Fearless, it seemed like he was at least 20 metres tall, blocking the road to enable his staff to cross it. I hit my break on his order, and with the same speed that he ran out to the street, he was already back in the safety of Toyota.
In a second, the traffic flow was on again. A whistle and a uniform take you a long way in Thailand. There is no doubt that Thailand loves its uniforms, and the security guards adore their whistles.
Culture shock meeting the security guard culture
Coming from informal Sweden, it took some time to get used to gated communities and security guards saluting you with a loud – Sawadee krapooom every time you enter and leave. A taxi driver even questioned why I would say hell to them. In our community, the bike around and help out with everything, including catching snakes and removing dead (unknown) cats from your garden.
Sometimes I find them highly stressful, though, when they overuse their whistle at the parking lots. Sometimes you don’t even know it, but there is suddenly a guy in uniform behind you blowing the whistle while you are backing out or giving you directions on how to back the car into the parking space.

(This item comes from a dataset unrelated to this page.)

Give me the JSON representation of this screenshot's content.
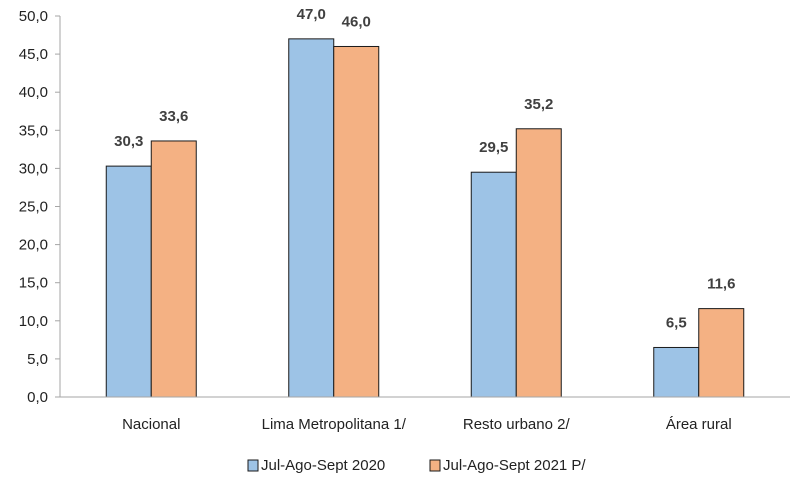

Thai people always prefer to back into parking spaces to drive straight out. And the security guard, the so-called “yam”, is there to make it possible.

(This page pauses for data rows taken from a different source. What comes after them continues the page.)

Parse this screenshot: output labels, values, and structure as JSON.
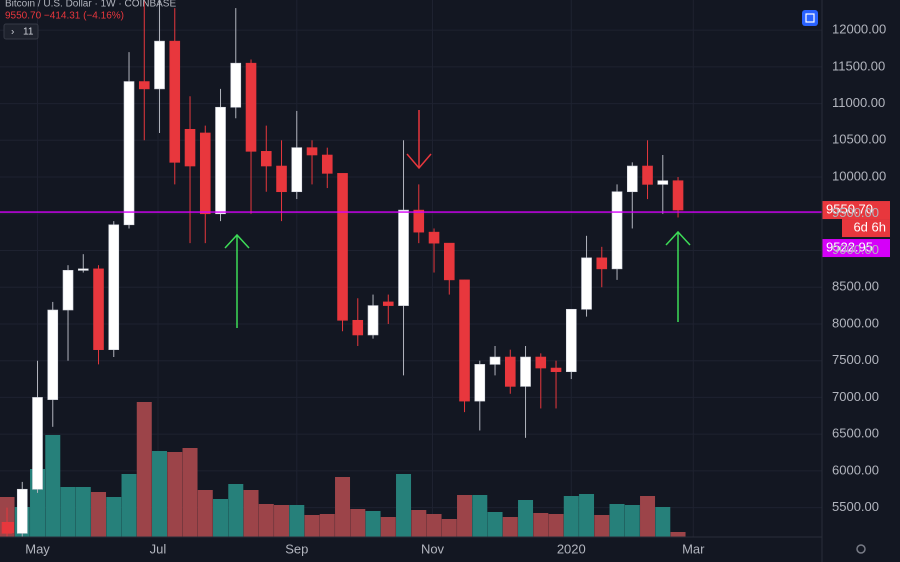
{
  "chart_data": {
    "type": "candlestick",
    "title": "Bitcoin / U.S. Dollar · 1W · COINBASE",
    "quote": "9550.70 −414.31 (−4.16%)",
    "indicators": "11",
    "open": [
      5300,
      5150,
      5750,
      6970,
      8190,
      8730,
      8750,
      7650,
      9350,
      11300,
      11200,
      11850,
      10650,
      10600,
      9500,
      10950,
      11550,
      10350,
      10150,
      9800,
      10400,
      10300,
      10050,
      8050,
      7850,
      8300,
      8250,
      9550,
      9250,
      9100,
      8600,
      6950,
      7450,
      7550,
      7150,
      7550,
      7400,
      7350,
      8200,
      8900,
      8750,
      9800,
      10150,
      9900,
      9950
    ],
    "high": [
      5500,
      5850,
      7500,
      8300,
      8800,
      8950,
      8800,
      9400,
      11700,
      13200,
      13000,
      12300,
      11100,
      10700,
      11200,
      12300,
      11600,
      10700,
      10500,
      10900,
      10500,
      10400,
      10050,
      8350,
      8400,
      8400,
      10500,
      9900,
      9300,
      9100,
      8600,
      7500,
      7700,
      7650,
      7700,
      7600,
      7500,
      8200,
      9200,
      9050,
      9900,
      10200,
      10500,
      10300,
      10000
    ],
    "low": [
      5100,
      5100,
      5700,
      6600,
      7500,
      8700,
      7450,
      7550,
      9300,
      10500,
      10600,
      9900,
      9100,
      9100,
      9400,
      10800,
      9500,
      9800,
      9400,
      9700,
      9900,
      9850,
      7900,
      7700,
      7800,
      8000,
      7300,
      9100,
      8700,
      8400,
      6800,
      6550,
      7300,
      7050,
      6450,
      6850,
      6850,
      7250,
      8100,
      8500,
      8600,
      9300,
      9700,
      9500,
      9450
    ],
    "close": [
      5150,
      5750,
      7000,
      8190,
      8730,
      8750,
      7650,
      9350,
      11300,
      11200,
      11850,
      10200,
      10150,
      9500,
      10950,
      11550,
      10350,
      10150,
      9800,
      10400,
      10300,
      10050,
      8050,
      7850,
      8250,
      8250,
      9550,
      9250,
      9100,
      8600,
      6950,
      7450,
      7550,
      7150,
      7550,
      7400,
      7350,
      8200,
      8900,
      8750,
      9800,
      10150,
      9900,
      9950,
      9550.7
    ],
    "volume": [
      40,
      30,
      68,
      102,
      50,
      50,
      45,
      40,
      63,
      135,
      86,
      85,
      89,
      47,
      38,
      53,
      47,
      33,
      32,
      32,
      22,
      23,
      60,
      28,
      26,
      20,
      63,
      27,
      23,
      18,
      42,
      42,
      25,
      20,
      37,
      24,
      23,
      41,
      43,
      22,
      33,
      32,
      41,
      30,
      5
    ],
    "up_color": "#ffffff",
    "down_color": "#e8373d",
    "volume_up_color": "#26807a",
    "volume_down_color": "#9c4449",
    "ylim": [
      5100,
      12410
    ],
    "volume_lim": [
      0,
      537
    ],
    "xlim": [
      -0.46,
      53.44
    ],
    "yticks": [
      {
        "value": 5500,
        "label": "5500.00"
      },
      {
        "value": 6000,
        "label": "6000.00"
      },
      {
        "value": 6500,
        "label": "6500.00"
      },
      {
        "value": 7000,
        "label": "7000.00"
      },
      {
        "value": 7500,
        "label": "7500.00"
      },
      {
        "value": 8000,
        "label": "8000.00"
      },
      {
        "value": 8500,
        "label": "8500.00"
      },
      {
        "value": 9000,
        "label": "9000.00"
      },
      {
        "value": 9500,
        "label": "9500.00"
      },
      {
        "value": 10000,
        "label": "10000.00"
      },
      {
        "value": 10500,
        "label": "10500.00"
      },
      {
        "value": 11000,
        "label": "11000.00"
      },
      {
        "value": 11500,
        "label": "11500.00"
      },
      {
        "value": 12000,
        "label": "12000.00"
      }
    ],
    "xticks": [
      {
        "value": 2,
        "label": "May"
      },
      {
        "value": 9.9,
        "label": "Jul"
      },
      {
        "value": 19,
        "label": "Sep"
      },
      {
        "value": 27.9,
        "label": "Nov"
      },
      {
        "value": 37,
        "label": "2020"
      },
      {
        "value": 45,
        "label": "Mar"
      }
    ],
    "grid": true,
    "last_price": {
      "value": 9550.7,
      "label": "9550.70"
    },
    "countdown": "6d 6h",
    "hline": {
      "value": 9522.95,
      "label": "9522.95",
      "color": "#d500f9"
    }
  }
}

The security man that is everywhere
At one particular market, the guard is everywhere. I tend to forget every time I go to my favourite cafe that I have to endure while enjoying my coffee. Last time I got even conspiracy about it. Thinking that he worked for the coffee shop to make sure the customers leave asap. The same guy keeps running into the massage place. I like shouting out numbers of registration plates. The massage lasts for two hours for many, which is the maximum time you can park!
The Yam phenomenon gives me mixed feelings in Thailand. On occasions, they scare the shit out of my daydreaming with their salute and clicked heel whilst screaming out the “krapoom”. But they have heroic patience in an often monotonous work. I admire anyone with ambition. But a bit less of the whistling wouldn’t hurt.
According to Alex Kerr and Very Thai – Everyday Popular Culture in Thailand, this industry comprises 2,000 firms and 200,000 personnel. I don’t doubt it; only in our community we have been through at least ten firms since we moved in 15 years ago.
Yam the song by Labanoon
When I was new to Thailand, this song was so popular. I was still learning Thai and asked friends about the “yam” that Labanoon was singing about. It is basically a love song where the man waits patiently for his love like a 24/7 security guard.